Prioritäten setzen, lachte Carrero. Das war jetzt wichtig für ihn. Und er brauchte Waffen. Was hatte dieser Bastard bei sich? Etwa nur die Pistole?
Nein, er hatte auch ein Entermesser. Carrero zog es vorsichtig aus der Scheide und prüfte die Schärfe der Klinge mit dem Daumen. Ausgezeichnet! Die Klinge war spiegelblank und frisch gewetzt, man konnte damit einem Kerl den Kopf abschlagen.
Carrero steckte sich auch die Pistole Luke Morgans zu, dann nahm er ihm das Pulverhorn und die Kugelbüchse ab. Den Belegnagel behielt er natürlich auch. Den konnte er noch gut gebrauchen, wenn es galt, einen jäh auftauchenden Gegner auszuschalten.

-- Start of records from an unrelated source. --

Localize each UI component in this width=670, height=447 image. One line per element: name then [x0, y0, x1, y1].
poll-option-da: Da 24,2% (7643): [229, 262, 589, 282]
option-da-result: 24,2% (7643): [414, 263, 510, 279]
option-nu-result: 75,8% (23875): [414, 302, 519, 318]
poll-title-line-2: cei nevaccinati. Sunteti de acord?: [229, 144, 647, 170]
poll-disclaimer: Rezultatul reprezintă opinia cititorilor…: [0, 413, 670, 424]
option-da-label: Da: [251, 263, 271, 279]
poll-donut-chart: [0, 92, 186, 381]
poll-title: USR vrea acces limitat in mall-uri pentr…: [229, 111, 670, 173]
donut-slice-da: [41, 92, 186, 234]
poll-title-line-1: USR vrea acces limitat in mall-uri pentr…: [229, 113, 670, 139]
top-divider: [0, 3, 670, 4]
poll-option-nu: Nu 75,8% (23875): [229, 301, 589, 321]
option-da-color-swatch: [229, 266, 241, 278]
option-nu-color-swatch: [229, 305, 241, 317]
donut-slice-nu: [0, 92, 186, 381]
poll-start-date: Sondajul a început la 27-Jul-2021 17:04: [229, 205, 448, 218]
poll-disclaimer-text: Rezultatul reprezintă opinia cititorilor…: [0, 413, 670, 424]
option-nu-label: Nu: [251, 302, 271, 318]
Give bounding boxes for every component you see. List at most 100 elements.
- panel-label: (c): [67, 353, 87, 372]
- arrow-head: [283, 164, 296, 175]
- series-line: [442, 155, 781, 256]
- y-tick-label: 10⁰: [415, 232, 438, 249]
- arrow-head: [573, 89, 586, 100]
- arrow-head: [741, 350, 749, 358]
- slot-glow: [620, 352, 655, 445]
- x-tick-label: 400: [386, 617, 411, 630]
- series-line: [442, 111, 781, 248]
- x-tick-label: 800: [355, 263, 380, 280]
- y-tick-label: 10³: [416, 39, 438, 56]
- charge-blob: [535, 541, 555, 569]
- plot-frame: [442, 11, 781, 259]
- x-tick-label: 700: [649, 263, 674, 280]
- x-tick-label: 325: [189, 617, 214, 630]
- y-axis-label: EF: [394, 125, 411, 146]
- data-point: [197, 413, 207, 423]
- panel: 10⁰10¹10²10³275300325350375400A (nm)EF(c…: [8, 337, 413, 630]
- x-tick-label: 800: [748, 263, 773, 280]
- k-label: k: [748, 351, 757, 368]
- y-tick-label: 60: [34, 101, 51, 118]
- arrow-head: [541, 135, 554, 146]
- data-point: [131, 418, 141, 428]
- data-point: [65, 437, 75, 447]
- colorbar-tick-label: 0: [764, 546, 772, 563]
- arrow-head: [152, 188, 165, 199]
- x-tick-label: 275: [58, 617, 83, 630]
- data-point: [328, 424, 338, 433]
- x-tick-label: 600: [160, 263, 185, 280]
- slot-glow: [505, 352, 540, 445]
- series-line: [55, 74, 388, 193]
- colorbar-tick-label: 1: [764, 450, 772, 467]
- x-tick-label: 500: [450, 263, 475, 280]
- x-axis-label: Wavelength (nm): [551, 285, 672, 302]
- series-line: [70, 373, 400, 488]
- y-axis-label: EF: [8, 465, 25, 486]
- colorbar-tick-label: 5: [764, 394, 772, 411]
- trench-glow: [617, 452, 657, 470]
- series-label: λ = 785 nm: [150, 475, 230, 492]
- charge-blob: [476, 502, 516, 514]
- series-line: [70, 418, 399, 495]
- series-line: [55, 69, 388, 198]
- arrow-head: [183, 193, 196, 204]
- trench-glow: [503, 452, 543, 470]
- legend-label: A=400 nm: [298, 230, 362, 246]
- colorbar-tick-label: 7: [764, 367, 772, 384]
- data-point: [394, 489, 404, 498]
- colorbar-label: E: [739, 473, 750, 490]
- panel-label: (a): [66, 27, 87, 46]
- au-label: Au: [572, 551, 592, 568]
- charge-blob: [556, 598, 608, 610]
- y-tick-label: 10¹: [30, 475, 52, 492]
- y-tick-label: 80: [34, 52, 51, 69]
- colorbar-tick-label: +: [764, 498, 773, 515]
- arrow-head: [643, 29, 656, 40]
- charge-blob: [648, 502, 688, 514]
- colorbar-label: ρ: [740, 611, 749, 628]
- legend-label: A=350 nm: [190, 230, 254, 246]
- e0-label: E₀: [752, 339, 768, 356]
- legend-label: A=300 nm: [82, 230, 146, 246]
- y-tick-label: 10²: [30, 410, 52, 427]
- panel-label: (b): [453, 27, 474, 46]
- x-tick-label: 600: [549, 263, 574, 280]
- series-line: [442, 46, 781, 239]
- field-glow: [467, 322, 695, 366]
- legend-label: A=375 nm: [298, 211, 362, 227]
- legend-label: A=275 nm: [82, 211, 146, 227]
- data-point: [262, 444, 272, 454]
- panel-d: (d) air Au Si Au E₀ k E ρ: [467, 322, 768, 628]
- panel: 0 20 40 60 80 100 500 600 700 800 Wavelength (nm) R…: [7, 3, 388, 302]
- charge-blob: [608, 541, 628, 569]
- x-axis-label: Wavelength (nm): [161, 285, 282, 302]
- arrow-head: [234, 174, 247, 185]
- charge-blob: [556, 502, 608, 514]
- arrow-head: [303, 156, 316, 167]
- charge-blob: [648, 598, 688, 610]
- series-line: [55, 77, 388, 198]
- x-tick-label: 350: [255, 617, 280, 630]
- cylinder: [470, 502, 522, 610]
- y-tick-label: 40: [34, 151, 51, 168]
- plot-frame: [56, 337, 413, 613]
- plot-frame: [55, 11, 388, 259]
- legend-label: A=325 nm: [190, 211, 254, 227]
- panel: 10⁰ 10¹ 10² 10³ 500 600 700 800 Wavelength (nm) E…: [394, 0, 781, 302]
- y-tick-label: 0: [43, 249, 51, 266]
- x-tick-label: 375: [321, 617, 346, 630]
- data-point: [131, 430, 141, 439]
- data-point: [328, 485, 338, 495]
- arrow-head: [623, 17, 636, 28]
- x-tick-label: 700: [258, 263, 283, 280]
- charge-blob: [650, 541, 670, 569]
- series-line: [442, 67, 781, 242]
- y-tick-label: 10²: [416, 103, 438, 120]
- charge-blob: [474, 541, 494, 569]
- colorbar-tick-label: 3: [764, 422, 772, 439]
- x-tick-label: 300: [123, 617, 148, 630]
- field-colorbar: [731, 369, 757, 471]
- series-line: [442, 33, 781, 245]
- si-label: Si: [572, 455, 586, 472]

Er verließ die Vorpiek und pirschte den schmalen Schiffsgang entlang. Wo befanden sich die Kerle? Lagen sie alle im Logis und schliefen? Sollten sie weiterschlafen – er würde sie nicht weiter behelligen, obwohl er den Drang verspürte, ein volles Faß Pulver in ihren Raum zu rollen und zur Explosion zu bringen.
Aber auch damit gewann er nichts, er riskierte nur sein eigenes Leben. Er hielt sich das Endziel vor Augen: die totale Ausrottung der Bande um Killigrew. So schlich er weiter und befaßte sich in seinen Gedanken mit dem, was ihn an Oberdeck erwartete.
Wie viele Posten versahen dort die Ankerwache? Nur einer? Oder mehrere? Er hatte keine Gelegenheit gehabt, das zu ergründen. Er mußte es eben darauf ankommen lassen. Wenn er Pech hatte, mußte er mehrere Kerle abservieren.
Behutsam stieg er einen Niedergang hinauf. Es war jetzt wieder stockdunkel, der Lichtschein der Öllampe in der offenen Vorpiek reichte nur bis auf wenige Yards in den Gang. Carrero mußte sich vorantasten und höllisch aufpassen, daß er kein Geräusch verursachte.
Wenn ihm beispielsweise etwas im Weg lag, würde er mit Sicherheit darüber stolpern. Angenommen, die Kerle ließen irgendwo Kübel herumstehen. Stieß er dagegen, gab es einen Mordsradau, und sofort war das gesamte Schiff hellwach. Dann stürzten sie sich auf ihn und überwältigten ihn, und er hatte auch mit den erbeuteten Waffen nicht die geringste Chance.
Aber nein, die Bastarde waren ordentlich und gründlich. Hier wurde nicht geschlampt, sie hielten den Kahn gut in Schuß. Na bitte, dachte Carrero, und er näherte sich dem Logis und dem Schott zur Galion. Wenigstens zu etwas taugen sie. Sie würden auch in den Minen eifrig schuften, wenn sie mit der Peitsche dazu angetrieben werden.
Überhaupt, warum nahm er nicht den Kerl, den Killigrew als Kapitän vertrat, als Geisel und beherrschte auf diese Weise das ganze Schiff? Er ließ sich nach Arica segeln, lief als Sieger in den Hafen ein und ließ erst einmal einen der Hunde hängen, weil es ihm so gefiel – und als Abschreckung für alle anderen.